Cleopatra gestures helplessly, she has nothing with which to get the blood off. The Cowboy hands her a handkerchief but the red liquid only spreads, staining her hand. "Oh this is just great. It won't come off." Her voice rises as she scrubs at her stained hand.

"I'm sure it will," Sparrow says, his reasonable tone implies all it needs is to be washed.

Cleopatra tries to take the reminder in good grace, but for her the evening is no longer fun.

xx

The tour continues both downstairs and up in blithe disregard for order; they ascend and descend at whim, as though the intent is more to confuse than to orient. In due time Pritchard leads them into a chapel. Before the white altar a large mahogany coffin rests between two lit candles set on tall silver stands. There's room for twelve people to pray, three pairs of prei dieus on each side of the center aisle.

"There was no chapel in the original or the remake," Barbarella objects.

"There are many rooms I didn't get to show the others," Pritchard counters. "Trust me, this chapel has always been here. Ann Francis met her death here, her throat slashed as she stood praying before that Altar. They had her wake here, as they had so many others."

"And now a coffin is ready for the next one," Batman observes.

"By morning it may well be full," Pritchard predicts. "Possibly we will need more than one."

"It's a nice one," Wanda says appreciatively as she runs her finger along the polished mahogany, wondering how it would feel to lie in this one. The velvet padding looks so comfortable. Later, when no one else is around, she plans to get either Elvira or Vampirella to take a picture of her in it. "This coffin has character, a sense of its own history."

"You're creeping me out, Scarlet," Leia says as Wanda strokes the carved side. "You'd think you sleep in one."

"Stranger things have happened," Wanda assures her.

xx

Pritchard leads them from the third floor chapel to the main floor kitchen, which is large enough to feed a huge household. On a tremendous stove stands a large pot, covered but bubbling over a flame. He points to a knife rack that stands next to the stove. "That's where my sister-in-law got the knife she hacked my brother and her sister to pieces with.

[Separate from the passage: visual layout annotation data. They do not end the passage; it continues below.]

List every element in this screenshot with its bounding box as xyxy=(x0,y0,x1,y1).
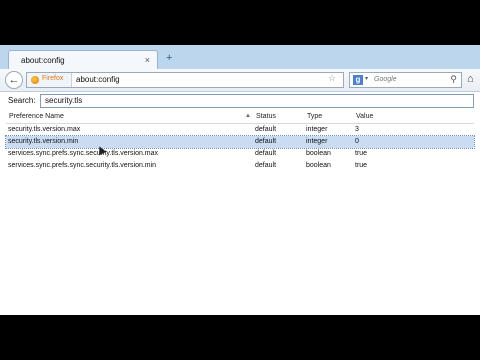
column-header-type[interactable]: Type xyxy=(307,113,322,120)
url-text[interactable]: about:config xyxy=(76,75,120,84)
pref-type: integer xyxy=(306,138,328,145)
pref-value: 0 xyxy=(355,138,359,145)
filter-input[interactable]: security.tls xyxy=(40,94,474,108)
column-header-name[interactable]: Preference Name xyxy=(9,113,64,120)
pref-type: integer xyxy=(306,126,328,133)
preferences-table: Preference Name ▲ Status Type Value secu… xyxy=(5,112,475,172)
filter-value: security.tls xyxy=(45,96,83,105)
tab-about-config[interactable]: about:config × xyxy=(8,50,158,69)
back-arrow-icon: ← xyxy=(8,74,20,86)
navigation-bar: ← Firefox about:config ☆ C g ▾ Google ⚲ … xyxy=(0,69,480,92)
bookmark-star-icon[interactable]: ☆ xyxy=(328,73,336,84)
search-bar[interactable]: g ▾ Google ⚲ xyxy=(349,72,462,88)
pref-status: default xyxy=(255,150,277,157)
search-label: Search: xyxy=(8,96,36,105)
identity-box[interactable]: Firefox xyxy=(27,73,72,87)
sort-icon[interactable]: ▲ xyxy=(245,113,251,119)
home-icon[interactable]: ⌂ xyxy=(467,73,474,85)
pref-name: services.sync.prefs.sync.security.tls.ve… xyxy=(8,162,157,169)
url-bar[interactable]: Firefox about:config ☆ C xyxy=(26,72,364,88)
back-button[interactable]: ← xyxy=(5,71,23,89)
google-icon[interactable]: g xyxy=(353,75,363,85)
column-header-status[interactable]: Status xyxy=(256,113,276,120)
firefox-icon xyxy=(31,76,39,84)
pref-status: default xyxy=(255,138,277,145)
table-row[interactable]: security.tls.version.max default integer… xyxy=(6,124,474,136)
table-row[interactable]: services.sync.prefs.sync.security.tls.ve… xyxy=(6,160,474,172)
tab-strip: about:config × + xyxy=(0,45,480,69)
close-icon[interactable]: × xyxy=(145,55,150,65)
pref-status: default xyxy=(255,126,277,133)
pref-type: boolean xyxy=(306,162,331,169)
pref-value: true xyxy=(355,162,368,169)
tab-title: about:config xyxy=(21,56,65,65)
identity-label: Firefox xyxy=(42,75,64,82)
pref-name: security.tls.version.min xyxy=(8,138,79,145)
search-placeholder[interactable]: Google xyxy=(374,76,397,83)
pref-value: true xyxy=(355,150,368,157)
search-icon[interactable]: ⚲ xyxy=(450,74,457,85)
firefox-window: about:config × + ← Firefox about:config … xyxy=(0,45,480,315)
pref-name: services.sync.prefs.sync.security.tls.ve… xyxy=(8,150,159,157)
table-row[interactable]: services.sync.prefs.sync.security.tls.ve… xyxy=(6,148,474,160)
pref-type: boolean xyxy=(306,150,331,157)
new-tab-icon[interactable]: + xyxy=(166,53,172,64)
chevron-down-icon[interactable]: ▾ xyxy=(365,75,368,82)
pref-name: security.tls.version.max xyxy=(8,126,81,133)
table-row[interactable]: security.tls.version.min default integer… xyxy=(5,135,475,149)
pref-status: default xyxy=(255,162,277,169)
column-header-value[interactable]: Value xyxy=(356,113,373,120)
config-search-bar: Search: security.tls xyxy=(0,92,480,110)
pref-value: 3 xyxy=(355,126,359,133)
table-header: Preference Name ▲ Status Type Value xyxy=(6,112,474,124)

"Over here ..." he leads them to a closet, opens it to reveal cleaning supplies, mops, buckets and brooms, but everything is stained with blood. "They found some of my brother's body here. His right leg was in that bucket and his left hand was hanging from that hook, and his hand was holding his left foot. The rest of him was scattered throughout the house." He shuts the door, turns to them. "They never found his right hand, though." He starts for the door, beckons for the group to follow.

Annabelle Loren, unable to resist her curiosity as to who had set the large pot to boiling on the stove, takes the pot holder hanging beside the stove and lifts off the lid.

A right hand reaches out for her from a blood soup. She shrieks and the lid crashes to the floor with a resounding bang.

Most of the guests stop, startled and worse. Pritchard doesn't slow down.

xx

Leading them down a second floor hall, Pritchard is about to tell the group something when he's interrupted by a low moan which seems to come from nowhere and everywhere. "Listen, the ghosts are restless. I fear they intend to move against us."

Batgirl has stopped beside a hanging arras, the image of an armored knight depicted on the brown / gray tapestry. She shrieks when the cloth reaches out and grabs her.

She breaks out of the grip, but when the white smocked Doctor pulls the arras aside, there's only a blank wall. Loud mocking laughter fills the building.

The guests, giving in to the mounting dread, try to get back into the spirit of the tour. Batgirl tries to slow her pounding heart.